Самая доверительная, нежная близость связывала ее с этой девушкой, ныне взрослой подругой, на двенадцать лет опередившей брата, от которой не надо было скрывать горестей своего возраста. Анне было уже под тридцать, она до сих пор не вышла замуж, но это не смущало Розали, которая из простого эгоизма предпочитала сохранить в дочери милую, неразлучную спутницу, нежели уступить ее мужу. Анна фон Тюммлер была более высокого роста, но глаза ее цвета каштана были те же, что у матери, впрочем, не совсем те же — им недоставало наивной оживленности материнских глаз; они скорее были холодны и задумчивы. Анна родилась с искривлением стопы, операция, сделанная в детстве, не привела к желательному результату, и девушка навсегда была лишена возможности заниматься спортом, танцами, принимать участие в увеселениях сверстниц. Незаурядные способности, духовная утонченность щедро восполнили все то, в чем ей было отказано.
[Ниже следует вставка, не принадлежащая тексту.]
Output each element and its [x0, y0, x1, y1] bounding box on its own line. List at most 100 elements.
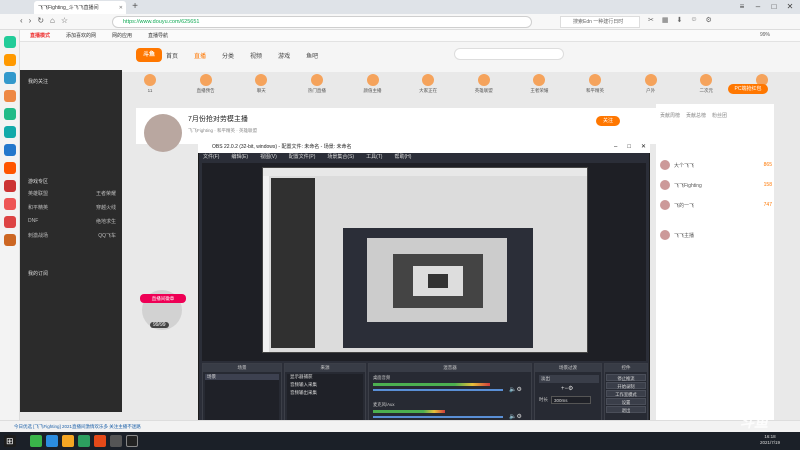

Занимаясь с преподавателями на дому, всего по два-три часа в день, она без труда сдала экзамен на аттестат зрелости, но затем отказалась от науки ради искусства — сначала ваяния, затем живописи — и, будучи еще ученицей, непримиримо отвергла слепое подражание природе, предпочтя ему сугубо отвлеченное, абстрактно-символическое направление с некоторым уклоном в кубизм. Картины своей дочери, где изысканная современность уживалась с примитивом, декоративность с глубокомыслием и утонченное пиршество красок с аскетизмом, госпожа фон Тюммлер рассматривала с унылой почтительностью.
— Значительно, вероятно, очень значительно, детка, — говорила она. — Профессор Цумштег это оценит. Он повлиял на тебя и научил любить такую живопись, у него наметанный глаз и опыт. Надо иметь опыт и наметанный глаз, чтобы понимать такие вещи. Как она называется?
— Деревья на ночном ветру.
— Как-никак здесь есть намек на то, что ты хотела выразить. Значит, эти кегельные шары на серо-желтом фоне и есть деревья, а вот та странная линия, свивающаяся как спираль, должна изображать ночной ветер? Интересно, Анна, очень интересно! Но, боже правый, что вы все делаете из милой природы, дочурка? Чего тебе стоит один-единственный разок послужить своим искусством красоте, написать что-нибудь для души, скажем, изящный натюрморт, ветку свежей сирени, так, чтоб казалось, что вдыхаешь ее прелестный запах, а рядом с вазой стояла бы жеманная парочка из мейссенского фарфора, кавалер, склонившийся в поцелуе над ручкой дамы, — и все это отражалось бы в сверкающей поверхности стола…
— Стой, стой, мамочка! У тебя неуемная фантазия. Но так писать теперь уже нельзя.
— Анна, не пытайся уговорить меня, что ты, такая способная, не можешь написать что-нибудь ласкающее глаз.
— Ты меня неверно поняла, мама! Речь идет не обо мне, не о том, умею ли я так писать. Этого не допускает наше время, наше искусство.
— Тем хуже для времени и для искусства! Нет, прости, девочка, я не то хотела сказать. Если это неугодно жизни, идущей вперед, то не о чем и спорить. Напротив, печально было бы отстать от жизни. Это я вполне понимаю. И еще я понимаю, что необходим талант, чтобы придумать такую говорящую линию, как твоя. Мне она ничего не говорит, но по ней видно, что она говорит о многом.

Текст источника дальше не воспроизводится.